Abstract:
In this work we introduce a graph theoretical method to
compare MEPs, which is independent of molecular
alignment. It is based on the edit distance of weighted rooted
trees, which encode the geometrical and
topological information of Negative Molecular Isopotential
Surfaces. A meaningful chemical classification
of a set of 46 molecules with different functional groups was
achieved. Structure-activity relationships for
the corticosteroid binding affinity (CBG) of 31 steroids by
means of hierarchical clustering resulted in a
clear partitioning in high, intermediate, and low activity
groups, whereas the results from quantitative
structure-activity relationships, obtained from a partial
least-squares analysis, showed comparable or better
cross-validated correlation coefficients than the ones
reported for previous methods based solely in the
MEP.
Characterization of Activity Landscapes Using
2D and 3D Similarity Methods: Consensus Activity Cliffs
J.
Chem. Inf. Model. 2009, 49, 2, 477-491
Jose L. Medina-Franco, Karina Martínez-Mayorga, Andreas
Bender, Ray M. Marín, Marc A. Giulianotti, Clemencia
Pinilla, Richard A. Houghten
Abstract:
Activity landscape characterization has been demonstrated to
be a valuable tool in lead optimization, virtual screening,
and computational modeling of active compounds. In this work,
we present a general protocol to explore systematically the
activity landscape of a lead series using 11 2D and 3D
structural representations.
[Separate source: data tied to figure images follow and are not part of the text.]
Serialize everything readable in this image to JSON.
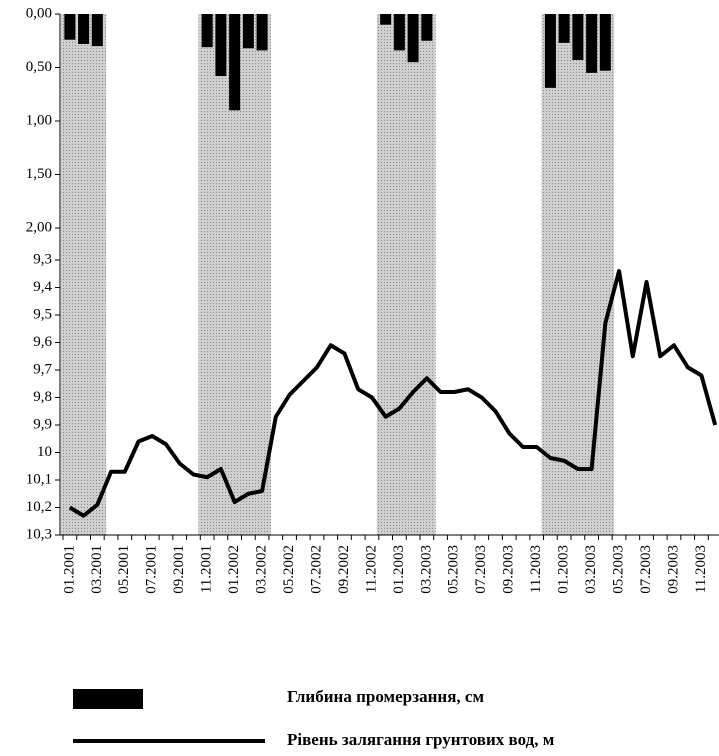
{
  "chart_data": {
    "type": "combo",
    "categories": [
      "01.2001",
      null,
      "03.2001",
      null,
      "05.2001",
      null,
      "07.2001",
      null,
      "09.2001",
      null,
      "11.2001",
      null,
      "01.2002",
      null,
      "03.2002",
      null,
      "05.2002",
      null,
      "07.2002",
      null,
      "09.2002",
      null,
      "11.2002",
      null,
      "01.2003",
      null,
      "03.2003",
      null,
      "05.2003",
      null,
      "07.2003",
      null,
      "09.2003",
      null,
      "11.2003",
      null,
      "01.2003",
      null,
      "03.2003",
      null,
      "05.2003",
      null,
      "07.2003",
      null,
      "09.2003",
      null,
      "11.2003",
      null
    ],
    "series": [
      {
        "name": "Глибина промерзання, см",
        "type": "bar",
        "axis": "y",
        "color": "#000000",
        "values": [
          0.24,
          0.28,
          0.3,
          null,
          null,
          null,
          null,
          null,
          null,
          null,
          0.31,
          0.58,
          0.9,
          0.32,
          0.34,
          null,
          null,
          null,
          null,
          null,
          null,
          null,
          null,
          0.1,
          0.34,
          0.45,
          0.25,
          null,
          null,
          null,
          null,
          null,
          null,
          null,
          null,
          0.69,
          0.27,
          0.43,
          0.55,
          0.53,
          null,
          null,
          null,
          null,
          null,
          null,
          null,
          null
        ]
      },
      {
        "name": "Рівень залягання грунтових вод, м",
        "type": "line",
        "axis": "y2",
        "color": "#000000",
        "values": [
          10.2,
          10.23,
          10.19,
          10.07,
          10.07,
          9.96,
          9.94,
          9.97,
          10.04,
          10.08,
          10.09,
          10.06,
          10.18,
          10.15,
          10.14,
          9.87,
          9.79,
          9.74,
          9.69,
          9.61,
          9.64,
          9.77,
          9.8,
          9.87,
          9.84,
          9.78,
          9.73,
          9.78,
          9.78,
          9.77,
          9.8,
          9.85,
          9.93,
          9.98,
          9.98,
          10.02,
          10.03,
          10.06,
          10.06,
          9.53,
          9.34,
          9.65,
          9.38,
          9.65,
          9.61,
          9.69,
          9.72,
          9.9
        ]
      }
    ],
    "ylim": [
      0,
      2
    ],
    "yticks": [
      {
        "value": 0,
        "label": "0,00"
      },
      {
        "value": 0.5,
        "label": "0,50"
      },
      {
        "value": 1,
        "label": "1,00"
      },
      {
        "value": 1.5,
        "label": "1,50"
      },
      {
        "value": 2,
        "label": "2,00"
      }
    ],
    "y2lim": [
      9.3,
      10.3
    ],
    "y2ticks": [
      {
        "value": 9.3,
        "label": "9,3"
      },
      {
        "value": 9.4,
        "label": "9,4"
      },
      {
        "value": 9.5,
        "label": "9,5"
      },
      {
        "value": 9.6,
        "label": "9,6"
      },
      {
        "value": 9.7,
        "label": "9,7"
      },
      {
        "value": 9.8,
        "label": "9,8"
      },
      {
        "value": 9.9,
        "label": "9,9"
      },
      10,
      {
        "value": 10.1,
        "label": "10,1"
      },
      {
        "value": 10.2,
        "label": "10,2"
      },
      {
        "value": 10.3,
        "label": "10,3"
      }
    ],
    "inverted_axes": true,
    "frost_shading_color": "#cfcfcf"
  }
}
As a test case we employed a set
of 48 bicyclic guanidines (BCGs) with κ-opioid receptor
binding affinity, identified in our group. MACCS keys,
graph-based three point pharmacophores, circular fingerprints,
ROCS shape descriptors, and the TARIS approach, that compares
structures based on molecular electrostatic potentials, were
employed as orthogonal descriptors. Based on ‘activity cliffs’
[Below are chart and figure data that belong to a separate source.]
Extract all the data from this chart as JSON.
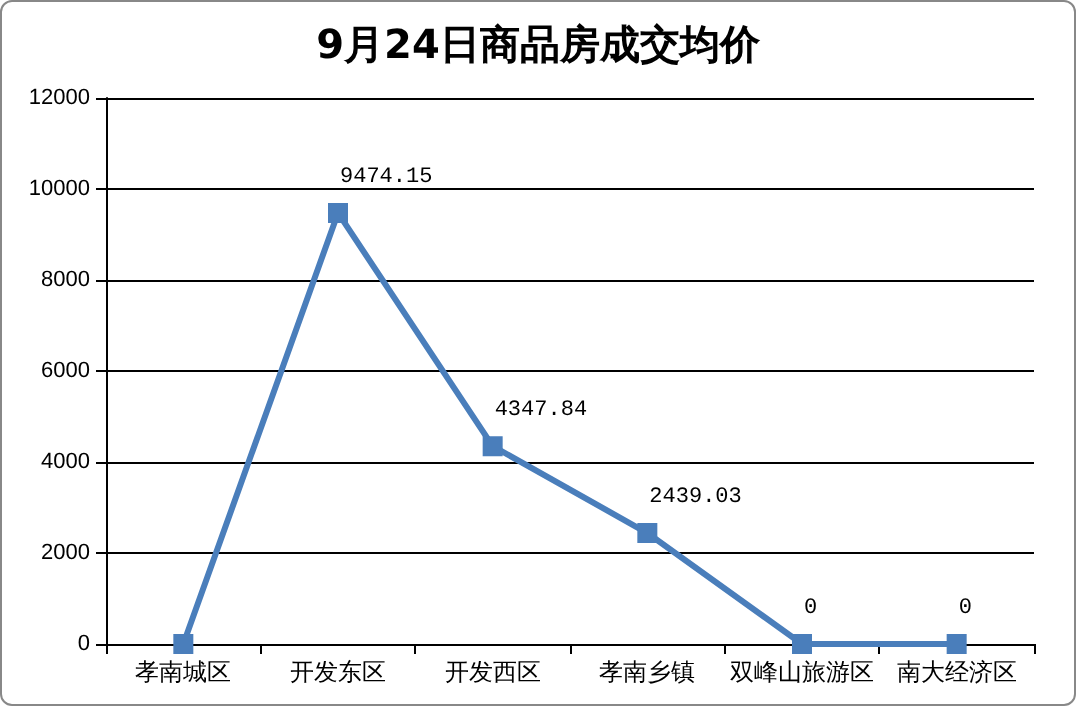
{
  "chart_data": {
    "type": "line",
    "title": "9月24日商品房成交均价",
    "categories": [
      "孝南城区",
      "开发东区",
      "开发西区",
      "孝南乡镇",
      "双峰山旅游区",
      "南大经济区"
    ],
    "series": [
      {
        "color": "#4a7ebb",
        "values": [
          0,
          9474.15,
          4347.84,
          2439.03,
          0,
          0
        ],
        "value_labels": [
          null,
          "9474.15",
          "4347.84",
          "2439.03",
          "0",
          "0"
        ]
      }
    ],
    "ylim": [
      0,
      12000
    ],
    "yticks": [
      0,
      2000,
      4000,
      6000,
      8000,
      10000,
      12000
    ],
    "grid": "y",
    "marker": "square",
    "line_style": "solid"
  }
}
common to a series of descriptors, we introduce the concept of
consensus activity cliffs. Results for the current test case
suggest that the presence or absence of a methoxybenzyl group
may lead to different modes of binding for the active BCGs
with the κ-opioid receptor. The most active compound (IC50 =
37 nM) is involved in a number of consensus cliffs making it a
more challenge query for future virtual screening than would
be expected from affinity alone. Results also reveal the
importance of screening high density combinatorial libraries,
especially in the “cliff-rich” regions of activity landscapes.
The protocol presented here can be applied to other data sets
to develop a consensus model of the activity landscape.
Parallel Computing System for the efficient
calculation of molecular similarity based on
negative electrostatic potential
Raul E. Torres
Master's
Thesis, Universidad Nacional de Colombia
Abstract:
This document proposes an alternative method for
the comparison of molecular electrostatic potential (MEP),
based on parallel computing algorithms on graphics cards using
NVIDIA CUDA platform and kernel methods for pattern
recognition. The proposed solution optimizes the construction
process of a particular representation of MEP, presents
options for improving this representation, and offers 11
kernel functions for comparison process. Experimental
evaluation using cluster analysis shows good results on a set
of 73 molecules from classic chemistry functional groups,
finding relationships of acidity and basicity using edit
distance and detecting presence of oxygen, nitrogen and
functional groups (C=O or C-O) when kernel functions are used.